Beheersing en Interne controle

Artikel 6. Interne controle

  • 1. Het college draagt ten behoeve van het getrouw beeld en de rechtmatigheid van de jaarrekening zorg voor de jaarlijkse interne toetsing van de getrouwheid van de informatieverstrekking en de rechtmatigheid van de beheershandelingen. Bij afwijkingen neemt het college maatregelen tot herstel.

  • 2. Het college draagt zorg voor interne toetsing van bedrijfsonderdelen op juistheid, volledigheid en tijdigheid van de bestuurlijke informatievoorziening, de rechtmatigheid van beheershandelingen en op misbruik en oneigenlijk gebruik van de gemeentelijke regelingen.

  • 3. Het college zorgt op basis van de resultaten van de toets bedoeld in het derde lid indien nodig voor een plan van verbetering. Het college neemt op basis van het plan van verbetering maatregelen voor herstel van de tekortkomingen.

Rapportage en Verantwoording

Artikel 7. Tussentijdse rapportage en informatie

  • 1. Het college informeert de raad over de realisatie van de begroting van de gemeente door middel van tussentijdse rapportages.
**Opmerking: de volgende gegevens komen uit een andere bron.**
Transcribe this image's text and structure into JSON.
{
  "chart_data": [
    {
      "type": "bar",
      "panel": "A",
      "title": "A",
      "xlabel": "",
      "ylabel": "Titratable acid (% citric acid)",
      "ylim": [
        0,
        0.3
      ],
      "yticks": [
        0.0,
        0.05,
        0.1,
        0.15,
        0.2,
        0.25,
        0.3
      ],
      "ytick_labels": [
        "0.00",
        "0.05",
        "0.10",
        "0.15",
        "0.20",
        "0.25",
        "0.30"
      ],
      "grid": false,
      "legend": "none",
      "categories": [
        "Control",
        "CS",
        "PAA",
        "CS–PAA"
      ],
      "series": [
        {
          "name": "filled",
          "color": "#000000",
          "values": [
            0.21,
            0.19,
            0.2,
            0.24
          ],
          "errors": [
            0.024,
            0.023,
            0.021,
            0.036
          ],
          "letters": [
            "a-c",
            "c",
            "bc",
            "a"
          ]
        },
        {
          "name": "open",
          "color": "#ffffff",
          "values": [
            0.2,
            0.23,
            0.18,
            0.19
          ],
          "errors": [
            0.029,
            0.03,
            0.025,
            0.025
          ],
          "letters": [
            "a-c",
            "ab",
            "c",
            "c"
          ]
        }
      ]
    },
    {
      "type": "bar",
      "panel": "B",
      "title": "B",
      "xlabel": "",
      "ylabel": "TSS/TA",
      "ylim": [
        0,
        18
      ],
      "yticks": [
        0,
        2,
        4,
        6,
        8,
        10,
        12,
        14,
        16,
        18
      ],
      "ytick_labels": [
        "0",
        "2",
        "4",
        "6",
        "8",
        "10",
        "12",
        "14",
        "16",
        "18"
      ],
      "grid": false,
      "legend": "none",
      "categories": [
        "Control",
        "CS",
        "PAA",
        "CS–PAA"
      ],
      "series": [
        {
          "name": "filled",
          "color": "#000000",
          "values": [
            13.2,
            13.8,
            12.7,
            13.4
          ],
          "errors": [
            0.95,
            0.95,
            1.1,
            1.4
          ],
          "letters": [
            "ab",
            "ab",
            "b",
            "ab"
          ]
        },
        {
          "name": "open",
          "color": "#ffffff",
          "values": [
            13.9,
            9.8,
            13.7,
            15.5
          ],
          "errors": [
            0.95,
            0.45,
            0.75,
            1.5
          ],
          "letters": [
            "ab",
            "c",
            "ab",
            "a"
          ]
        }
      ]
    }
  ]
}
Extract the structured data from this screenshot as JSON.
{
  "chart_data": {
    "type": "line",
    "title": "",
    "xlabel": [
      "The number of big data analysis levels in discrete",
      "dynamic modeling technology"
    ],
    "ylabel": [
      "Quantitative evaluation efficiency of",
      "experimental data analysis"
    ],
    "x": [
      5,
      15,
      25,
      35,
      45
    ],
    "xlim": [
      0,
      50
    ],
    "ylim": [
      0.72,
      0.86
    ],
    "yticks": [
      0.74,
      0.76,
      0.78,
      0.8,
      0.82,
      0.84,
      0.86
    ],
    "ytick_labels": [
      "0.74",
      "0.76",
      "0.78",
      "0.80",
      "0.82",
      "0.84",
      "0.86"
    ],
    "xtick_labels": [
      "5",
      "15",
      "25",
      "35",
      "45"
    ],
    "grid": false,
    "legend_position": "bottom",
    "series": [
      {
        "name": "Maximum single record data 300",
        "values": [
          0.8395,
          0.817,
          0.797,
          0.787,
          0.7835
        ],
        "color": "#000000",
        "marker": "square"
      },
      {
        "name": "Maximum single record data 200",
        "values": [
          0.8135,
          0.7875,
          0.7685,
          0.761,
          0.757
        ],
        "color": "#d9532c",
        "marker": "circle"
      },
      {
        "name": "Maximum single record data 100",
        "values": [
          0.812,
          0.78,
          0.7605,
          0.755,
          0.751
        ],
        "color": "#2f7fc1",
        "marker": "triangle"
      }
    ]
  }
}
  • 2. Deze tussenrapportages worden aan de raad aangeboden op de volgende tijdstippen:

    • a.

      de eerste rapportage (de Voorjaarsnota) uiterlijk in de juliraad van het lopende begrotingsjaar;

    • b.

      de tweede rapportage (de Najaarsnota) uiterlijk in de begrotingsvergadering van het lopende begrotingsjaar.

  • 3. De rapportages vinden plaats per programma (inclusief investeringen). De rapportages gaan in op afwijkingen, zowel wat betreft de baten en lasten, de geleverde goederen en diensten en indien daar aanleiding voor is de maatschappelijke effecten.

  • 4. Indien daar aanleiding voor is wordt daarnaast aandacht besteed aan:

    • a.

      overige belangrijke afwijkingen van producten/deelprogramma’s, voor zover niet benoemd in programma’s;

    • b.

      belangrijke veranderingen en ontwikkelingen op het gebied van personeel, financiën en organisatie.

  • 5. Het college informeert vooraf de raad inzake het door het college te nemen besluiten inzake het verstrekken van leningen, waarborgen en garanties.

Artikel 8. Jaarstukken

  • 1. Het college draagt zorg voor een adequate verantwoording van de begroting naar productenrealisatie en naar de programmaverantwoording.

  • 2. In de programmaverantwoording geeft het college zo veel als mogelijk aan:

    • a.

      wat is bereikt;

    • b.

      welke goederen en diensten zijn geleverd;

    • c.

      wat de kosten zijn;

    • d.

      hoe de resultaten zich verhouden tot de in de begroting gestelde doelen.

  • 3. De raad bepaalt aan de hand van de uitvoering van de programma’s of de beleidsdoelen van de programma’s voor het lopende jaar bijstelling behoeven.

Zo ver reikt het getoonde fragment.